Giovedì 3 e venerdì 4 Aprile, su invito di Daniele Rimini, sono stato all’Innovation Training Summit, a Roma. Un evento molto interessante, dedicato al mondo della formazione. Cosa mi ha colpito? Il fatto che ogni intervento abbia trattato il tema dell’Intelligenza Artificiale. In parte ero preparato, un po’ perchè avevo letto il programma, un po’ perchè l’AI è indubbiamente l’hype del momento. Ma così tanto e così approfonditamente non me lo aspettavo.
Ecco le mie personalissime “pillole” dal summit.
L’intelligenza artificiale non è solo un salto tecnologico, ma un cambio di paradigma culturale.
Negli ultimi dieci anni abbiamo parlato, spesso con entusiasmo e talvolta con fatica, di Digital Transformation. Oggi siamo ufficialmente entrati in una nuova fase: quella della AI Revolution. Un cambio di prospettiva (e di paradigma) che non riguarda solo la tecnologia, ma il modo in cui pensiamo, lavoriamo e prendiamo decisioni.
Cosa rende l’AI davvero disruptive?
Sono quattro le caratteristiche che hanno reso l’intelligenza artificiale una forza trasformativa senza precedenti:
- Velocità: di apprendimento, di elaborazione, di implementazione.
- Trasversalità: si applica a qualsiasi settore, dalla sanità alla manifattura, dal marketing alla giustizia.
- Accessibilità ai dati: mai nella storia dell’umanità abbiamo avuto così tanti dati, in tempo reale, a disposizione.
- Strumenti per l’analisi: la potenza di calcolo ed i nuovi strumenti a disposizione di tutti ci permettono oggi di comprendere i dati, non solo di collezionarli.
Ma c’è un punto cruciale: l’elaborazione dell’AI è probabilistica, non assoluta. Il suo output si basa su pattern statistici. Ed è qui che entra in gioco l’essere umano: non come centro del processo, ma come guida.
L’essere umano? Non al centro, ma alle estremità.
L’idea che “l’essere umano deve restare al centro può sembrare rassicurante, ma rischia di essere fuorviante”. Sono parole di Massimo Chiriatti, che ho apprezzato molto perchè coraggiose e controcorrente. Secondo Chiriatti la vera centralità umana si gioca in due fasi fondamentali:
- Input: nella formulazione delle domande, dei prompt, degli obiettivi.
- Output: nel giudizio critico, nell’etica, nell’interpretazione dei risultati.
La fase centrale, quella dell’elaborazione, è ormai territorio dell’AI. Non è più il nostro regno. E va bene così, a patto che sappiamo come entrarci e soprattutto come uscirne con consapevolezza.
Intelligenza Artificiale? No, Intelligenza Aumentata!

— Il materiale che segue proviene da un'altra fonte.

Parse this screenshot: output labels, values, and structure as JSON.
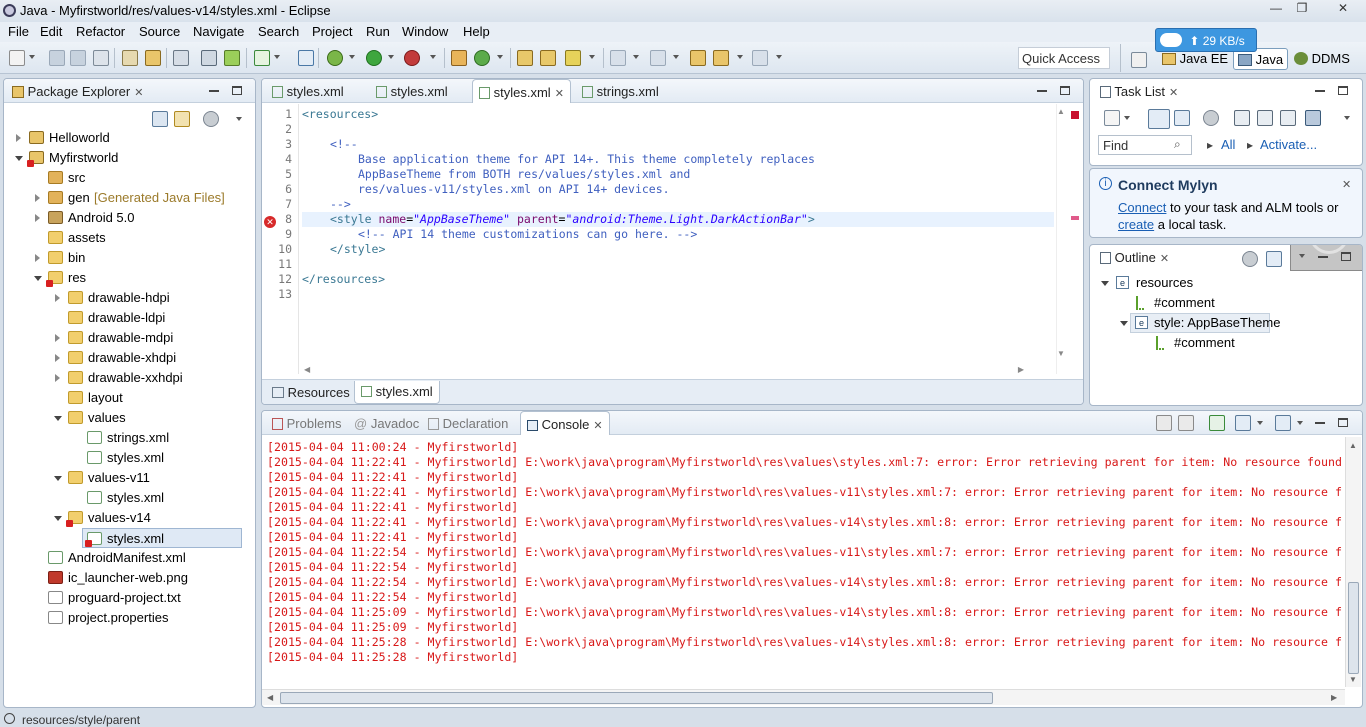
{
  "window": {
    "title": "Java - Myfirstworld/res/values-v14/styles.xml - Eclipse",
    "min": "—",
    "restore": "❐",
    "close": "✕"
  },
  "menu": [
    "File",
    "Edit",
    "Refactor",
    "Source",
    "Navigate",
    "Search",
    "Project",
    "Run",
    "Window",
    "Help"
  ],
  "toolbar": {
    "quick_access": "Quick Access",
    "speed": "⬆ 29 KB/s",
    "perspectives": [
      "Java EE",
      "Java",
      "DDMS"
    ]
  },
  "package_explorer": {
    "title": "Package Explorer",
    "items": [
      {
        "label": "Helloworld"
      },
      {
        "label": "Myfirstworld"
      },
      {
        "label": "src"
      },
      {
        "label": "gen",
        "extra": "[Generated Java Files]"
      },
      {
        "label": "Android 5.0"
      },
      {
        "label": "assets"
      },
      {
        "label": "bin"
      },
      {
        "label": "res"
      },
      {
        "label": "drawable-hdpi"
      },
      {
        "label": "drawable-ldpi"
      },
      {
        "label": "drawable-mdpi"
      },
      {
        "label": "drawable-xhdpi"
      },
      {
        "label": "drawable-xxhdpi"
      },
      {
        "label": "layout"
      },
      {
        "label": "values"
      },
      {
        "label": "strings.xml"
      },
      {
        "label": "styles.xml"
      },
      {
        "label": "values-v11"
      },
      {
        "label": "styles.xml"
      },
      {
        "label": "values-v14"
      },
      {
        "label": "styles.xml"
      },
      {
        "label": "AndroidManifest.xml"
      },
      {
        "label": "ic_launcher-web.png"
      },
      {
        "label": "proguard-project.txt"
      },
      {
        "label": "project.properties"
      }
    ]
  },
  "editor": {
    "tabs": [
      "styles.xml",
      "styles.xml",
      "styles.xml",
      "strings.xml"
    ],
    "line_numbers": [
      "1",
      "2",
      "3",
      "4",
      "5",
      "6",
      "7",
      "8",
      "9",
      "10",
      "11",
      "12",
      "13"
    ],
    "lines": {
      "l1": "<resources>",
      "l3": "<!--",
      "l4": "Base application theme for API 14+. This theme completely replaces",
      "l5": "AppBaseTheme from BOTH res/values/styles.xml and",
      "l6": "res/values-v11/styles.xml on API 14+ devices.",
      "l7": "-->",
      "l8_tag": "<style",
      "l8_a1": "name",
      "l8_v1": "\"AppBaseTheme\"",
      "l8_a2": "parent",
      "l8_v2": "\"android:Theme.Light.DarkActionBar\"",
      "l8_end": ">",
      "l9": "<!-- API 14 theme customizations can go here. -->",
      "l10": "</style>",
      "l12": "</resources>",
      "eq": "="
    },
    "bottom_tabs": [
      "Resources",
      "styles.xml"
    ]
  },
  "tasklist": {
    "title": "Task List",
    "find": "Find",
    "all": "All",
    "activate": "Activate..."
  },
  "mylyn": {
    "title": "Connect Mylyn",
    "connect": "Connect",
    "text1": " to your task and ALM tools or",
    "create": "create",
    "text2": " a local task."
  },
  "outline": {
    "title": "Outline",
    "items": [
      "resources",
      "#comment",
      "style: AppBaseTheme",
      "#comment"
    ]
  },
  "console": {
    "tabs": [
      "Problems",
      "Javadoc",
      "Declaration",
      "Console"
    ],
    "lines": [
      "[2015-04-04 11:00:24 - Myfirstworld]",
      "[2015-04-04 11:22:41 - Myfirstworld] E:\\work\\java\\program\\Myfirstworld\\res\\values\\styles.xml:7: error: Error retrieving parent for item: No resource found",
      "[2015-04-04 11:22:41 - Myfirstworld]",
      "[2015-04-04 11:22:41 - Myfirstworld] E:\\work\\java\\program\\Myfirstworld\\res\\values-v11\\styles.xml:7: error: Error retrieving parent for item: No resource f",
      "[2015-04-04 11:22:41 - Myfirstworld]",
      "[2015-04-04 11:22:41 - Myfirstworld] E:\\work\\java\\program\\Myfirstworld\\res\\values-v14\\styles.xml:8: error: Error retrieving parent for item: No resource f",
      "[2015-04-04 11:22:41 - Myfirstworld]",
      "[2015-04-04 11:22:54 - Myfirstworld] E:\\work\\java\\program\\Myfirstworld\\res\\values-v11\\styles.xml:7: error: Error retrieving parent for item: No resource f",
      "[2015-04-04 11:22:54 - Myfirstworld]",
      "[2015-04-04 11:22:54 - Myfirstworld] E:\\work\\java\\program\\Myfirstworld\\res\\values-v14\\styles.xml:8: error: Error retrieving parent for item: No resource f",
      "[2015-04-04 11:22:54 - Myfirstworld]",
      "[2015-04-04 11:25:09 - Myfirstworld] E:\\work\\java\\program\\Myfirstworld\\res\\values-v14\\styles.xml:8: error: Error retrieving parent for item: No resource f",
      "[2015-04-04 11:25:09 - Myfirstworld]",
      "[2015-04-04 11:25:28 - Myfirstworld] E:\\work\\java\\program\\Myfirstworld\\res\\values-v14\\styles.xml:8: error: Error retrieving parent for item: No resource f",
      "[2015-04-04 11:25:28 - Myfirstworld]"
    ]
  },
  "status": {
    "path": "resources/style/parent"
  }
}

L’AI è (o dovrebbe essere) un partner conversazionale, non un sostituto del dipendente o del professionista. Un’estensione delle sue capacità di calcolo, memoria, previsione. Per questo a me piace pensare all’AI come a qualcosa che “aumenta” le mie capacità, non che le sostituisce. Se consideriamo che l’80% di tutte le attività lavorative sono routinarie e standardizzabili, è evidente che l’AI se ne occuperà sempre di più, è il suo campo d’applicazione, il posto in cui da il meglio di se! A noi resta il 20% più prezioso: pensiero critico, empatia, strategia, intelligenza emotiva.
Il rischio non è la velocità. È la mancanza di direzione.
Viviamo in un’epoca in cui il progresso è passato da lineare ad esponenziale. 30 passi lineari di 1 metro? 30 metri. 30 passi esponenziali, il primo di 1 metro? 27 volte il giro della Terra.
La vera domanda non è “quanto possiamo correre”, ma dove stiamo correndo. O meglio stiamo correndo nella direzione giusta?
Riportando tutto al campo aziendale, che è il settore che mi interessa di più, la sfida non è tanto implementare l’AI a tappeto. Quanto definire la direzione, stabilire un orientamento strategico che metta a frutto le potenzialità dell’AI senza perdere il senso di ciò che stiamo costruendo.